Even at this 60-kA level, these robust devices do not appear to have a lot of redundant or extra capability to perform our most demanding tests. Our typical sample resistances of roughly 200 to 250 microohms are much higher than the breakers normally tested by them, which are rumored to run more like 30 or 40 microohms, and which resistance, we are informed, is best checked at 100 amps rather than the 10 d.c. amps all of our lab microohmmeters are limited to. But a Megger DLRO-10 we have reads to a resolution of 0.1 µO, while the others only report to 1 µO so will the Megger will have to do for now. We're open to any and all suggestions of a good 100-amp microohmmeter for a lab environment.

They claim we can run the ETI off of a 200-amp breaker, even though the input current can go up to 2106 amps briefly (one second, with 2 minutes to cool off afterward) in an overload condition (testing at 60 kA output). We'll therefore be looking carefully at our service entrances and pad-mount transformers.

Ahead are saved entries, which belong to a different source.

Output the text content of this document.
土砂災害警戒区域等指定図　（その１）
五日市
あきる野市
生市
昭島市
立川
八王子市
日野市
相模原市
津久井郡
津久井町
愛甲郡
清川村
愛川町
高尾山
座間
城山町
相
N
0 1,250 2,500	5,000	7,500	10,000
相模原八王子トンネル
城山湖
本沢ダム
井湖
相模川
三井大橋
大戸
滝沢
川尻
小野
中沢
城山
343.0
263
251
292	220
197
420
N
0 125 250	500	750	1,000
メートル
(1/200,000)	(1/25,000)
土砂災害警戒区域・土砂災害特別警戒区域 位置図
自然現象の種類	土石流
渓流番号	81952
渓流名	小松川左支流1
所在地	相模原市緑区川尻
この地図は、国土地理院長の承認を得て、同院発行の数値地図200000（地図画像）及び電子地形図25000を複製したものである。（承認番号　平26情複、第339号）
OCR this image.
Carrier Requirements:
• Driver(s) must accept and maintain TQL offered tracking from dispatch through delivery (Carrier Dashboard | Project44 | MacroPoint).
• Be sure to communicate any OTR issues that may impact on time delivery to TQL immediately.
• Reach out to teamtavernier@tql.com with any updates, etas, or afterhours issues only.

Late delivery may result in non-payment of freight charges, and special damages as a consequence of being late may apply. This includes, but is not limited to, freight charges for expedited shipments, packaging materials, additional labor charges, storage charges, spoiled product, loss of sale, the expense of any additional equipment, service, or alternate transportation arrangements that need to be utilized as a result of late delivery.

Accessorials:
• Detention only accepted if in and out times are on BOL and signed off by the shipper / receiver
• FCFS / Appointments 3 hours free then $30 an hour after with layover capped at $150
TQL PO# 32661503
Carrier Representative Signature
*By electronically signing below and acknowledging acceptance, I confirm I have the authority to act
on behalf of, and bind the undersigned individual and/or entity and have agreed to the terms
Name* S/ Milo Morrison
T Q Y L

Thanks again to all the diverse views on this challenging project. I feel strongly that we are going to do this right the first time, carefully but steadily, as we must due to both time demands and financial consequences of buying the wrong equipment, and the wisdom and depth of knowledge offered here so generously has been beyond anything we could have bought or placed a value upon in any way. If we can someday return the favors with the (generally NIST-traceable) capabilities we end up with, I would be glad to attempt do so to the extent practical.

(--dave)
 
You could easily get that kind of current from batteries, however controlling that current would be a different matter.

For example, 10 parallel strings of 3 each Enersys Powersafe GU45 can output ~30KA for one minute to a discharge of 1.75vpc.(These are stationary batteries and are designed for float service. If you did many 9 second bursts on them in a day, they wouldn't last long. If your testing requirement is such that one 9 second burst per day then they may last 10 years. Turn the chargers off before testing though. :)

The batteries would hold pretty steady at 6.5vpc @ 25KA for 9 seconds, but you would need fast variable resistance to hold current constant as your test subject changed resistance. Adding more KA's would mean paralleling more strings. You could size chargers reasonable for your utility supply if your testing isn't too frequent.

The only other feasible option without purchasing your own co-generation facility would be to parallel several high power, low voltage rectifiers and control them via PLC.

It must be an interesting position you are in to come up with new testing facilities. I'm at a loss to come up with a way to economically control so much current.
 
Comment on the previous posting: The lead acid battery internal resistance or impedance is nonlinear. It causes the battery short circuit current peak or overshoot relatively steady short circuit decreasing discharge current by about 20% (in about first 100 milliseconds range). This can be captured on a fast oscilloscope screen. The 20% inaccuracy may be subject to evaluation or reconsideration for the unit under the test.